Outrossim, a partir de 1914, salienta-se também a atuação das diferentes orquestras do cinema9 mudo na antiga Capital: Club Caravana Smart e orquestra do “Cinemas Luso-Brasileiro”, “Cinema Goyano”, “Cinema Iris” e “Cinema Ideal”. Cumpre revelar que houve nesses corpos artísticos a presença de instrumentistas mulheres: das pianistas Nhanhá do Couto, Edméa de Camargo, Antônia Costa Nunes, Suzette Alencastro Veiga, Déborah Tocantins Esteves e Vera Celt; das violinistas Adelaide Rocha Lima Rizzo, Nair Silva, Oyama Bailão e Maria da Conceição Morais (Nazinha).

Figura 1: "Orquestra Ideal" em fevereiro de 1927 (ao fundo: a tela do cinema). Foto10 original cedida pelo compositor Fernando Cupertino

Ao abordar o cenário cultural de Goiânia após a sua inauguração em 1937, nota-se uma expressiva presença feminina nos primeiros recitais promovidos pelos professores Érico Pieper (piano) e Crundwald Costa11 - (violino), já a partir dos anos 1940. O mesmo ocorreu nos conjuntos orquestrais regidos pelo Professor Costinha (Crundwald Costa), entre o final dos anos 1940 até 1954, quando passou a batuta para o maestro Jean Douliez.

Abaixo, a parte interna de um programa de concerto da “Orquestra de Goiânia”, também chamada “Orquestra de Amadores”, datado de 06/06/1950. Nele, observa-se a seguinte e desequilibrada instrumentação: 21 violinos, 1 violoncelo, 1 contrabaixo, 1 flauta, 1 clarineta, 1 saxofone, 1 trompete, 2 trombones e um piano. Nota-se que entre os 21 violinistas arrolados, encontram-se os nomes de 9 mulheres. 

Figura 2: Programa de Concerto da Orquestra de Amadores (06/06/1950). Fonte: Acervo Crundwald Costa

Sob a direção de Jean Douliez, o antigo grupo comandado por Crundwald Costa passou a atender, no decorrer dos anos, por diferentes epítetos: Orquestra da Sociedade de Concertos Sinfônicos de Goiás, Sinfônica12 de Goiânia e, mais tarde, Orquestra Sinfônica da Universidade Federal de Goiás (UFG).
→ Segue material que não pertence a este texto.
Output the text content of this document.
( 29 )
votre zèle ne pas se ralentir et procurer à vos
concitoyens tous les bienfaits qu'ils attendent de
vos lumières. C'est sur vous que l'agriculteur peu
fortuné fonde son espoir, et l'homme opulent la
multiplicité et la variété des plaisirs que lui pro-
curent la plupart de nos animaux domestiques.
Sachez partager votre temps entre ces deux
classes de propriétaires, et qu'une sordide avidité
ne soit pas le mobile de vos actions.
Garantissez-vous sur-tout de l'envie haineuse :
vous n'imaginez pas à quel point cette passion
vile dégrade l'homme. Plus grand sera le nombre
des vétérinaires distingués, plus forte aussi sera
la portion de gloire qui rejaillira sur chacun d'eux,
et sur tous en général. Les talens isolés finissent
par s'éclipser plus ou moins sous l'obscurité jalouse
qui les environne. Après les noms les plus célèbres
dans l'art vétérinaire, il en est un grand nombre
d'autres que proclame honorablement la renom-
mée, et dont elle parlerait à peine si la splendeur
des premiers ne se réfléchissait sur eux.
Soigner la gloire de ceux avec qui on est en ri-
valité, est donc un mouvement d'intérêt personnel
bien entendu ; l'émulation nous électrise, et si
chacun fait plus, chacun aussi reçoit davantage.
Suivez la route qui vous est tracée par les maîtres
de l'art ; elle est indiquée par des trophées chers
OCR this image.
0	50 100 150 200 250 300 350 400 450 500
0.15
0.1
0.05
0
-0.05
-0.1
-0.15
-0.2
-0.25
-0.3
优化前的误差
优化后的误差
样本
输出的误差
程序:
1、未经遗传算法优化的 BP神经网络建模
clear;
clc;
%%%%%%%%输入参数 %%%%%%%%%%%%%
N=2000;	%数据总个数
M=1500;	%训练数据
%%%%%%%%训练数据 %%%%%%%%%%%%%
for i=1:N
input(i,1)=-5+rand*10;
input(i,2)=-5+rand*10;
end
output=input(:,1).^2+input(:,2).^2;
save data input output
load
Por fim, em 1959, na condição de docente do CGM, o maestro belga participou de um projeto até então inédito no Brasil: a criação de uma orquestra feminina.

A ORQUESTRA FEMININA DO CONSERVATÓRIO GOIANO DE MÚSICA (1959)

A pianista goiana Belkiss Spenzieri13 Carneiro de Mendonça (1928-2005) redigiu, entre os anos de1991 e 2005, uma série de textos para a Coluna “Crônicas e outras Histórias”, parte integrante do Jornal (impresso) O Popular, da cidade de Goiânia. Em 2003, uma coletânea desses escritos foi publicada na forma de livro (físico), sob o título Andanças no tempo. Encontra-se no Capítulo “Memórias que fazem história” (pp. 58-61) de segunda edição (2006), alguns detalhes da efêmera existência de uma primeira Orquestra Sinfônica Feminina em Goiânia, entre os anos de 1959 e 1961.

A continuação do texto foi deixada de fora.